Scarlett se fichait comme d’une guigne de paraître séante en public, et sans la moindre hésitation, serpenta vivement entre les gens qui obstruaient son chemin pour les rejoindre. L’instant d’après, elle poussait leur chariot de valises sur le côté afin de les serrer successivement entre ses bras, chaleureusement.

Quelques minutes plus tôt, les deux jeunes femmes ne se connaissaient que virtuellement, grâce à l’entremise de Millicent, mais à regarder leur étreinte affectueuse, nul n’aurait pu le soupçonner. Après trois mois de correspondance au téléphone, elles se comportaient telles deux cousines ayant grandi ensemble, qu’un mois de vacances aurait seulement séparées.

— Je suis tellement heureuse de vous voir ! De te rencontrer enfin, Livia, en chair et en os, avoua Scarlett, un sourire étiré jusqu’aux oreilles.

— Moi aussi, Scarlett. Depuis le temps que je rêve de rencontrer ma cousine américaine.

— Oh, ton accent si britannique ! s’exclama Scarlett, la voix gorgée de ravissement. J’en suis amoureuse. Et toi, tu es tellement belle.

Scarlett accompagna son compliment d’un coup d’œil appréciateur, admirant de ses grands yeux verts la silhouette apprêtée, pleine de sveltesse, de son amie. Qu’elle était mince et aérienne dans sa ravissante tenue de voyage chic et confortable, composée d’une robe blanche en coton fin, cintrée à la taille par une épaisse ceinture marron, en parfait accord avec une paire de compensés en daim cacao. Et que dire de son maquillage impeccable, de sa chevelure digne d’Anita Ekberg, de ses spacieuses valises Louis Vuitton et de son King Charles Spaniel, tranquillement endormi au sein d’un sac en cuir de qualité, signé d’un nom dont Scarlett n’avait jamais entendu parler en Caroline du Sud.

Livia ressemblait à une femme de diplomate en voyage officiel et Scarlett adorait cette sophistication incarnée qui se déployait devant elle, même si sa propre apparence était d’un tout autre registre. Tout d’abord, Scarlett ne jouissait pas d’une silhouette de sylphide comme Livia, mais plutôt de formes généreuses, pleines, qui excluaient les vêtements trop moulants, au risque de lui donner un genre vulgaire. Ensuite, avec sa très longue natte rousse, ses bottes d’équitation, son jeans, sa veste indienne en daim miel, son absence de maquillage et — ô malheur — les petites taches de rousseur qui constellaient ses pommettes et son petit nez rosis par le soleil, elle s’imposait telle l’héritière moderne de Calamity Jane.

— Tu es également ravissante, Scarlett.

La concernée libéra un rire musical, si authentique et gai.

— Absolument ! Tu ressembles beaucoup à ta grand-mère, renchérit Millicent en adoptant son accent de sudiste américaine, qu’elle avait dû lustrer par le passé sous l’instance de son mari britannique.

Millicent était habillée d’un tailleur pantalon mauve et d’un bibi de la même teinte, aussi délicieux qu’un macaron des grandes enseignes françaises. À son âge, elle avait gardé sa ligne et dégageait une pétulance que beaucoup de jeunettes pourraient lui envier.

— Comme vous êtes polies ! Je ressemble à une fermière à côté de vous. J’aurais aimé me changer pour vous accueillir, mais j’ai pris plus de temps que prévu à aider un ami dans son centre d’équitation, à Kiawah Island. Je lui ai parlé de toi, Livia, en disant que tu étais une adepte de l’équitation et que tu rêverais de faire de longues promenades équestres sur la plage. Il adorerait te rencontrer et mettre à ta disposition l’une de ses bêtes.
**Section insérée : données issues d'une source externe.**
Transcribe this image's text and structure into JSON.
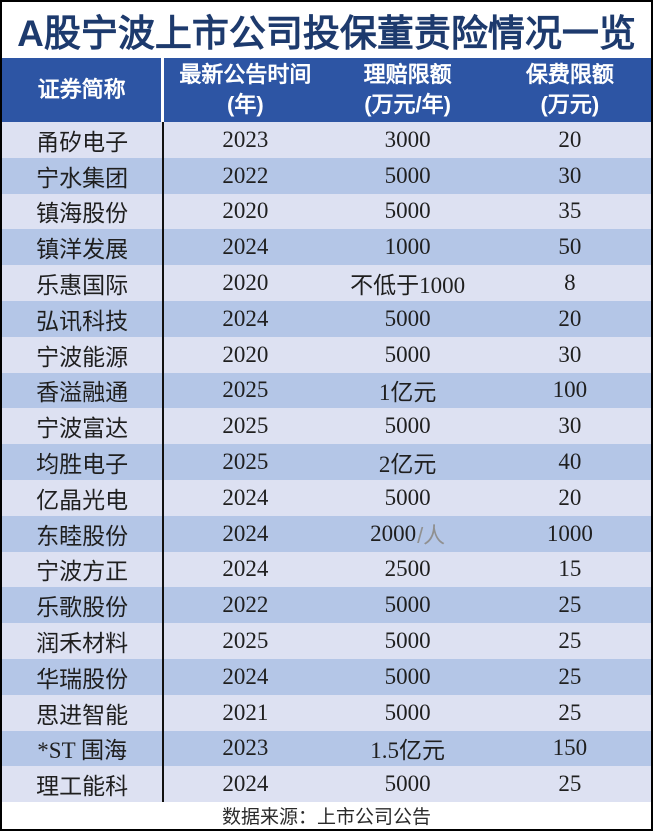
{
  "title": "A股宁波上市公司投保董责险情况一览",
  "header": {
    "columns": [
      {
        "line1": "证券简称",
        "line2": null
      },
      {
        "line1": "最新公告时间",
        "line2": "(年)"
      },
      {
        "line1": "理赔限额",
        "line2": "(万元/年)"
      },
      {
        "line1": "保费限额",
        "line2": "(万元)"
      }
    ]
  },
  "rows": [
    {
      "name": "甬矽电子",
      "year": "2023",
      "claim": "3000",
      "premium": "20"
    },
    {
      "name": "宁水集团",
      "year": "2022",
      "claim": "5000",
      "premium": "30"
    },
    {
      "name": "镇海股份",
      "year": "2020",
      "claim": "5000",
      "premium": "35"
    },
    {
      "name": "镇洋发展",
      "year": "2024",
      "claim": "1000",
      "premium": "50"
    },
    {
      "name": "乐惠国际",
      "year": "2020",
      "claim": "不低于1000",
      "premium": "8"
    },
    {
      "name": "弘讯科技",
      "year": "2024",
      "claim": "5000",
      "premium": "20"
    },
    {
      "name": "宁波能源",
      "year": "2020",
      "claim": "5000",
      "premium": "30"
    },
    {
      "name": "香溢融通",
      "year": "2025",
      "claim": "1亿元",
      "premium": "100"
    },
    {
      "name": "宁波富达",
      "year": "2025",
      "claim": "5000",
      "premium": "30"
    },
    {
      "name": "均胜电子",
      "year": "2025",
      "claim": "2亿元",
      "premium": "40"
    },
    {
      "name": "亿晶光电",
      "year": "2024",
      "claim": "5000",
      "premium": "20"
    },
    {
      "name": "东睦股份",
      "year": "2024",
      "claim": "2000",
      "claim_suffix": "/人",
      "premium": "1000"
    },
    {
      "name": "宁波方正",
      "year": "2024",
      "claim": "2500",
      "premium": "15"
    },
    {
      "name": "乐歌股份",
      "year": "2022",
      "claim": "5000",
      "premium": "25"
    },
    {
      "name": "润禾材料",
      "year": "2025",
      "claim": "5000",
      "premium": "25"
    },
    {
      "name": "华瑞股份",
      "year": "2024",
      "claim": "5000",
      "premium": "25"
    },
    {
      "name": "思进智能",
      "year": "2021",
      "claim": "5000",
      "premium": "25"
    },
    {
      "name": "*ST 围海",
      "year": "2023",
      "claim": "1.5亿元",
      "premium": "150"
    },
    {
      "name": "理工能科",
      "year": "2024",
      "claim": "5000",
      "premium": "25"
    }
  ],
  "footer": {
    "source": "数据来源：上市公司公告"
  },
  "colors": {
    "header_bg": "#2d55a4",
    "title_text": "#1d3a6d",
    "row_light": "#dde1f2",
    "row_dark": "#b4c6e7",
    "data_text": "#1f1f1f",
    "muted_suffix": "#909090",
    "border": "#000000"
  },
  "chart_data": {
    "type": "table",
    "title": "A股宁波上市公司投保董责险情况一览",
    "columns": [
      "证券简称",
      "最新公告时间(年)",
      "理赔限额(万元/年)",
      "保费限额(万元)"
    ],
    "rows": [
      [
        "甬矽电子",
        "2023",
        "3000",
        "20"
      ],
      [
        "宁水集团",
        "2022",
        "5000",
        "30"
      ],
      [
        "镇海股份",
        "2020",
        "5000",
        "35"
      ],
      [
        "镇洋发展",
        "2024",
        "1000",
        "50"
      ],
      [
        "乐惠国际",
        "2020",
        "不低于1000",
        "8"
      ],
      [
        "弘讯科技",
        "2024",
        "5000",
        "20"
      ],
      [
        "宁波能源",
        "2020",
        "5000",
        "30"
      ],
      [
        "香溢融通",
        "2025",
        "1亿元",
        "100"
      ],
      [
        "宁波富达",
        "2025",
        "5000",
        "30"
      ],
      [
        "均胜电子",
        "2025",
        "2亿元",
        "40"
      ],
      [
        "亿晶光电",
        "2024",
        "5000",
        "20"
      ],
      [
        "东睦股份",
        "2024",
        "2000/人",
        "1000"
      ],
      [
        "宁波方正",
        "2024",
        "2500",
        "15"
      ],
      [
        "乐歌股份",
        "2022",
        "5000",
        "25"
      ],
      [
        "润禾材料",
        "2025",
        "5000",
        "25"
      ],
      [
        "华瑞股份",
        "2024",
        "5000",
        "25"
      ],
      [
        "思进智能",
        "2021",
        "5000",
        "25"
      ],
      [
        "*ST 围海",
        "2023",
        "1.5亿元",
        "150"
      ],
      [
        "理工能科",
        "2024",
        "5000",
        "25"
      ]
    ],
    "source": "数据来源：上市公司公告",
    "layout": {
      "striped": true,
      "stripe_start": "light",
      "grid": "off",
      "column_divider_after": "证券简称"
    }
  }
}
— L’idée m’enchante ! J’ai hâte de découvrir la Caroline du Sud et de faire toutes les activités que tu me proposeras. Si tu savais comme j’étais impatiente de venir… ça fait un bien fou de quitter Londres.

— Tu verras, mon ange, tu tomberas follement amoureuse de ce pays, intervint Millicent.

Les minutes suivantes, le trio quittait le Terminal d’où étaient sorties Livia et Millicent pour atteindre le parking souterrain. Ce fut le moment pour elles de découvrir, non sans une exclamation d’émerveillement, la très reluisante et vintage Coccinelle bleu marine de Scarlett, identique à l’automobile star du film Un amour de Coccinelle, sorti au cinéma en 1968.

— Tu ne plaisantais pas en disant que tu conduisais la voiture de collection de ton père ! s’exclama Millicent.

— Je vous présente Blue Coco, le bijou de mon papa.

— Ton père était un adepte des automobiles, comme votre arrière-grand-père.

— Oui. Après avoir vu le modèle au cinéma, il a tout fait pour s’en procurer un. Avant de mourir, il m’a fait jurer de ne jamais m’en séparer et d’y veiller comme à la prunelle de mes yeux, pour vous dire combien cette bagnole lui était précieuse. Alors, comment vous la trouvez ?

— Magnifique. J’adorerais avoir un modèle pareil, avoua Livia.

— Tu pourras la conduire si tu le souhaites, dit Scarlett en ouvrant le coffre pour y ranger leurs valises, aidée de sa cousine.

— Livia n’est pas particulièrement à l’aise au volant. La dernière fois que je l’ai entraînée à conduire sur une route de campagne, nous avons fini dans une mare. Heureusement, il y a eu peu de dommages ! raconta Millicent avec une joyeuse moquerie.

— Je suis un vrai danger ambulant au volant.

Scarlett rit une nouvelle fois, de ce rire si mélodieux et contagieux, qui préfaçait déjà la joyeuse colocation qui s’ensuivrait entre les jeunes femmes.

— Quel personnage fantasque.

Le trio s’installa ensuite à l’intérieur de la Coccinelle.

— Mimi, j’ai mis à ta disposition l’ancienne chambre de grand-mère. Quant à toi, Livia, tu auras celle de ma mère, qui vit depuis plus de dix ans avec son nouveau mari à San Francisco. Les deux chambres seront parfaites pour vous. Spacieuses, décorées avec goût, chacune ayant un lit à baldaquin, un grand dressing et une salle de bains privative.

— Tu es adorable, Scarlett, dit Livia en la gratifiant d’un sourire de reconnaissance.

— C’est moi qui te remercie de vivre ici pendant une année ! Depuis que papa et grand-mère sont morts, je me sens terriblement seule à la maison, expliqua-t-elle en s’assombrissant un peu. C’était une vraie spirale infernale… quand papa est parti il y a deux ans, à cause de son cancer, grand-mère est tombée dans la dépression et l’a suivi l’année suivante… ça va me faire du bien d’avoir de la compagnie.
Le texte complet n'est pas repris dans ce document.